Born Frances Griscom on September 23, 1850 to Dr. John Hoskins Griscom (1809–1874), a founder and director of the New York City Board of Health, and Henrietta (née Peale) in New York City. Her paternal grandfather was Dr. John Griscom, and maternal grandfather was Rembrandt Peale. She married Henry Parsons (1835–1921) and had six children together, raising them in Brooklyn and then later Rye, New York.

In 1902 Parsons returned to New York City and became a member of the school board and was involved with the National Plant, Flower, and Fruit Guild, an organization that promoted children's nature study.

Parsons founded the “Children’s School Farm” in DeWitt Clinton Park on the West Side of Manhattan in the Hell's Kitchen neighborhood from a rubbish heap in 1902. The school farm contained 450 individual plots with a thousand children caring for them. Each child was responsible for a 4 foot by 8 foot plot containing corn, beets, carrots, peas, lettuce, radishes, and onions. The garden also had observational plots of grains, tomatoes, pumpkin, strawberries, and potatoes. Approximately 3,000 children participated in the farm during its first three years.

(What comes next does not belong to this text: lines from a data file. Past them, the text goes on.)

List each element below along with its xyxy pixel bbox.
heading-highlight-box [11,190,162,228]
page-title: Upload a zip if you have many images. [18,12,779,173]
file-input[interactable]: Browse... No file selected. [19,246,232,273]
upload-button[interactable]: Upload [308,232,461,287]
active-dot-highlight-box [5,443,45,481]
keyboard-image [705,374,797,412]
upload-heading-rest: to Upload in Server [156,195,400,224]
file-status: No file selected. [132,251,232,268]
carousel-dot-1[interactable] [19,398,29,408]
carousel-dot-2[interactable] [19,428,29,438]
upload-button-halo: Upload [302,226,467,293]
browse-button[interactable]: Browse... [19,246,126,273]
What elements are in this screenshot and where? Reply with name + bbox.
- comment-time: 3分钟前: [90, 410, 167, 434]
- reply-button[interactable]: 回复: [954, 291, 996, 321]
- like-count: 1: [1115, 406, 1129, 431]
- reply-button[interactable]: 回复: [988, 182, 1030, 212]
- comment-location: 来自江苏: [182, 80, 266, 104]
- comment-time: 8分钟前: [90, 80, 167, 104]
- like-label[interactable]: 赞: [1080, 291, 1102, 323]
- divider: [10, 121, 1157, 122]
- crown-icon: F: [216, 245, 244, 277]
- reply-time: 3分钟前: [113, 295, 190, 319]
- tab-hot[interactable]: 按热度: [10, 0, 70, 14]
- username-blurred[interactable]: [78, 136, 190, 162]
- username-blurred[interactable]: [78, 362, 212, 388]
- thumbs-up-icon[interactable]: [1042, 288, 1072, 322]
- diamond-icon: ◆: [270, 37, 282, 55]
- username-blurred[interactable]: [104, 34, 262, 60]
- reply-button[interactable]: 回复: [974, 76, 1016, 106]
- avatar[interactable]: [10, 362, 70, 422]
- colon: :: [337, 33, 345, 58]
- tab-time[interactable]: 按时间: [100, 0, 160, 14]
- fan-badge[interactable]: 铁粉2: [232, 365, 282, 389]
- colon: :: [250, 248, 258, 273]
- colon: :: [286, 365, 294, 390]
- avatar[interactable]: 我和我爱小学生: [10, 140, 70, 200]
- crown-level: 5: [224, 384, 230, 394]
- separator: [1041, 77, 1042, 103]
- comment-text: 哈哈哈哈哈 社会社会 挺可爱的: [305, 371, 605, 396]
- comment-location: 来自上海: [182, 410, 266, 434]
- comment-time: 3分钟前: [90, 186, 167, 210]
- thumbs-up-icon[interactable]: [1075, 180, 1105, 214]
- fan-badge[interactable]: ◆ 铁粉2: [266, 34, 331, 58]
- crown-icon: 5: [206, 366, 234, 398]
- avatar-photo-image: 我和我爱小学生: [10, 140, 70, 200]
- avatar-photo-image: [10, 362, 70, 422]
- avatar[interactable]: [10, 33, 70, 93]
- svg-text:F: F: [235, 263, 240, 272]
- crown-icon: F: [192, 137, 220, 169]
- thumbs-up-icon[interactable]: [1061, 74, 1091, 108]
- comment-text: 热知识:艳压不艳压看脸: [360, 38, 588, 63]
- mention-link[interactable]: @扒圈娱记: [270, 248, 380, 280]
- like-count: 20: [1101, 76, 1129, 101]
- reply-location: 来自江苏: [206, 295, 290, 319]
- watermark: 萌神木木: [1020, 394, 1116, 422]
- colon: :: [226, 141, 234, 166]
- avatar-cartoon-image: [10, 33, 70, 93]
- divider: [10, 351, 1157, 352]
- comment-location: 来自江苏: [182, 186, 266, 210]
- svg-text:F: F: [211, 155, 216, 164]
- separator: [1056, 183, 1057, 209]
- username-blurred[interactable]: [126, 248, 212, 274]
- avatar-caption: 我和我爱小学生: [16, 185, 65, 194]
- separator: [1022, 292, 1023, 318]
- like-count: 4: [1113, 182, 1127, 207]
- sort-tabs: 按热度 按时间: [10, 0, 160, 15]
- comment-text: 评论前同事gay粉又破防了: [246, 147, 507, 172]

In creating the farm, Parsons hoped to create change by beautifying the neighborhood, reintroducing nature, and providing children healthy activities to support their development. Through gardening activities, Parsons encouraged immigrant children to gain civic virtues including cooperation, industriousness, and self-respect. The farm lasted until 1931 and launched the school gardening movement at the early turn of the century which incorporated elements of the Progressive Era including education, transforming the urban environment, the small parks movement, and the City Beautiful movement. By 1906, over 7,500 school farms had been created throughout the United States based on Parsons' model.

In 1910, Parsons created the International School Farm League (ISFL) and similar farms throughout New York City. As president of the ISFL, in 1908 she created a six-week course to train teachers in how to create and maintain school farms.